В комнате кроме меня никого не было. Заправленные кровати заставили взглянуть на часы. Черт! Время подъема давно прошло, так же как и утренней зарядки. Сейчас весь народ завтракает в холодной столовой, пропахшей хозяйственным мылом и рассольником.
Через пять минут я вошел в длинный зал, заставленный колченогими столами. Наш класс поглощал манную кашу в самом дальнем углу, у окна. Я обратил внимание, что Нюфа сидит за одним столом с Леней и Дроном. Увидев меня, они неловко кивнули — ботаник продолжал рассеянно разглядывать что-то за искажавшим внешний мир волнистым стеклом окна. Я не стал подходить к этой троице — сел за свободный стол и погрузил ложку в остывшую кашу.
Начался самый странный день в моей жизни. Руки не слушались, голос подводил, срываясь на петушиный дискант, осенняя грязь то и дело выдергивала из-под ног беговую дорожку, а нудный дождь сделал все турники скользкими, будто смазав их машинным маслом. Класс смотрел на меня с холодным недоумением. Наша команда во время всех забегах не поднималась выше десятого места.
Я чувствовал, как вокруг возникает зона отчуждения. Нет, никто не объявлял мне бойкот и не напоминал о вчерашних событиях, но неловкая тишина повисала всякий раз, когда я приближался к курящей за корпусом компании или заглядывал в палату в разгар общего веселья. Мне не требовались подсказки, чтобы понять причину такого отчуждения. Просто каждый из них чувствовал: рядом находится убийца. Человек, способный выдернуть ящик из-под ног пацана с петлей на шее. Сказав «тащи ящик», я прошел «точку не возврата». Как самолет, уходя в штопор. Как киллер, нажимая на курок. Как девушка, сообщая своему парню об измене. Уже ничего нельзя исправить — убийство состоялось. Возвращение невозможно.

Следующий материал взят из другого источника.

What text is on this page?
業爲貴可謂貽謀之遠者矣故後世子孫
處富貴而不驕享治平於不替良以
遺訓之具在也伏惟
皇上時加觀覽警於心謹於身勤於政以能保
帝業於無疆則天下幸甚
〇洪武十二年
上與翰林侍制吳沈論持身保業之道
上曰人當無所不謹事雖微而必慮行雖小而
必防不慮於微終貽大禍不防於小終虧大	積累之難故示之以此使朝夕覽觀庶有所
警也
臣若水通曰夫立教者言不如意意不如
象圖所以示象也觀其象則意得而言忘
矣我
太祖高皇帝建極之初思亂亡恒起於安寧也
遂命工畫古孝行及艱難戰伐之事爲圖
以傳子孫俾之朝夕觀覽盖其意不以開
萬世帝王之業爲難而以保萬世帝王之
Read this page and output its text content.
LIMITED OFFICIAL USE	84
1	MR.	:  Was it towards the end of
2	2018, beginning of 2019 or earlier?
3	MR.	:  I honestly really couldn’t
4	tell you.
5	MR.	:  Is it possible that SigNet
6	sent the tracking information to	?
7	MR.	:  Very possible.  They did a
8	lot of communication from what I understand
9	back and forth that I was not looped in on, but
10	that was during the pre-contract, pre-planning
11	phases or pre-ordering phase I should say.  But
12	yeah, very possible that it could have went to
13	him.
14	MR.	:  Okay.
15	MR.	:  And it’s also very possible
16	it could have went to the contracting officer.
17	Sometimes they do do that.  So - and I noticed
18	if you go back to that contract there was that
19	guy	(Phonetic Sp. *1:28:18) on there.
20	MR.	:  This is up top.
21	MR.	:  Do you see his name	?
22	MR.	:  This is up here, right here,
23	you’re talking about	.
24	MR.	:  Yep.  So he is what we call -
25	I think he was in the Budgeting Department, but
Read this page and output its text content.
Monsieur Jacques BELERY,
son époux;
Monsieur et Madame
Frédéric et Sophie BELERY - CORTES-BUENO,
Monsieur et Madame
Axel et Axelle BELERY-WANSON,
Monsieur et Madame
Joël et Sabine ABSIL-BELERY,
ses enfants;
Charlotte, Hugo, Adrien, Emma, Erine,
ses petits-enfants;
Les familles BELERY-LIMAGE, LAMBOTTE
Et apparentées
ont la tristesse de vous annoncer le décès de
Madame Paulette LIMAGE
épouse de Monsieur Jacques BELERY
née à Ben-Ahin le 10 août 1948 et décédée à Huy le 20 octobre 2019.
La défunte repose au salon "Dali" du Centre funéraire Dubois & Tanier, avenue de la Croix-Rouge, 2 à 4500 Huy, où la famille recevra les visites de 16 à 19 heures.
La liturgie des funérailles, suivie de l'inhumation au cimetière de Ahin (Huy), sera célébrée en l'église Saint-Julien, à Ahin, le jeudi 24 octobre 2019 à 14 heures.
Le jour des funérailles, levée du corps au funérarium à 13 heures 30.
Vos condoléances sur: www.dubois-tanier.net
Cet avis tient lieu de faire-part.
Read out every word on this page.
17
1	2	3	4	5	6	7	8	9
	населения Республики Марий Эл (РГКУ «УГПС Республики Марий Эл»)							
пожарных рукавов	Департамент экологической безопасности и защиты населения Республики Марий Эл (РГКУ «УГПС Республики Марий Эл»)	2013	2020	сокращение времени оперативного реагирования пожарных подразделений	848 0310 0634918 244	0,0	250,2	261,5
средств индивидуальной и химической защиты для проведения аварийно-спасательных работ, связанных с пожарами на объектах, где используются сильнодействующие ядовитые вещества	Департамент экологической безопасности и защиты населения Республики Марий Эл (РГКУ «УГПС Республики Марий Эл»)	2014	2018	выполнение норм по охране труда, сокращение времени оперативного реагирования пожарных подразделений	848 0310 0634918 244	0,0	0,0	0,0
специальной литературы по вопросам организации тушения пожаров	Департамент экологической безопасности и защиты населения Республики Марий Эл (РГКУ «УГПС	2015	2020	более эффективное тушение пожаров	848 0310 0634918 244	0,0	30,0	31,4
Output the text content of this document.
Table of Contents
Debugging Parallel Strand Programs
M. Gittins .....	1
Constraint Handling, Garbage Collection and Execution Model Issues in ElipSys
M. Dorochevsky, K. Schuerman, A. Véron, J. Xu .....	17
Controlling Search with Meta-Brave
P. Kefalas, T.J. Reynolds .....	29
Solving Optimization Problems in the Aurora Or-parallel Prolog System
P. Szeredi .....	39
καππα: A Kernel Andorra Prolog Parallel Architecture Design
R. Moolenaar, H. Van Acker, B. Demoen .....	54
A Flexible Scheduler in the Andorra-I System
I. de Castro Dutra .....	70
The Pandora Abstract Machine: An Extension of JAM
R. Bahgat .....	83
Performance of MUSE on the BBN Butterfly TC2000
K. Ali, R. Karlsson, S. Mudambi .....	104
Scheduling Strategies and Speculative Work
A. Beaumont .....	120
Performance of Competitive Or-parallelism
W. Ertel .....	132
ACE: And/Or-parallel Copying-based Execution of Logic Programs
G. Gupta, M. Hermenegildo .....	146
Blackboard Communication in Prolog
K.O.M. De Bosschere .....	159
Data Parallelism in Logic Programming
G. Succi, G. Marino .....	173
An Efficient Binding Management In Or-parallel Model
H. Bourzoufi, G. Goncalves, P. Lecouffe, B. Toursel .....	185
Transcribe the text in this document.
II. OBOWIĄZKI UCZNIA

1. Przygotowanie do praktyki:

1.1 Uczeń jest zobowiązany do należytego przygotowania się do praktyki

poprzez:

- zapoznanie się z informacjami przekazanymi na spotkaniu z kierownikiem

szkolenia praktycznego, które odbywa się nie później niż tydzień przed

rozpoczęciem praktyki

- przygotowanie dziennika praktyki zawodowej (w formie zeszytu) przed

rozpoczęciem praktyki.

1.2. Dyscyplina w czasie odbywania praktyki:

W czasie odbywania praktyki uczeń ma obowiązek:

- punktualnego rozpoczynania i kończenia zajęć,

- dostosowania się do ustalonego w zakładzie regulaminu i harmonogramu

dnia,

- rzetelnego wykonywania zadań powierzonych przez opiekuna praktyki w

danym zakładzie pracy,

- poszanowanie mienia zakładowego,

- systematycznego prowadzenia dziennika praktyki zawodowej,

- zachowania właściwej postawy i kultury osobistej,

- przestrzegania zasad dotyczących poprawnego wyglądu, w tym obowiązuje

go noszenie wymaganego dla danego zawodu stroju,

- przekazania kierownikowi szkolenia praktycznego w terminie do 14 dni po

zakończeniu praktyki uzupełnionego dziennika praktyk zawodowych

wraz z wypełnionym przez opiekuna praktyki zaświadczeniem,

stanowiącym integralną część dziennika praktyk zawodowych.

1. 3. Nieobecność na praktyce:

Удивительнее всего оказались метаморфозы, произошедшие с Нюфой. Еще вчера он словно провоцировал своим нелепым видом едкие замечания, а сегодня у любого остряка его отрешенный взгляд отбивал всякие потуги на юмор. Впрочем, в роли остряков теперь выступали только чужаки. Все, кто тогда находился на поляне, как будто сговорились, создать Нюфе надежный тыл.
— Эй, француз толстозадый, вали отсюда! — насела на Нюфу после обеда пара незнакомых парней. Они присмотрели занятую им одну из немногих сухих скамеек. — Давай, чеши! И жопу не забудь!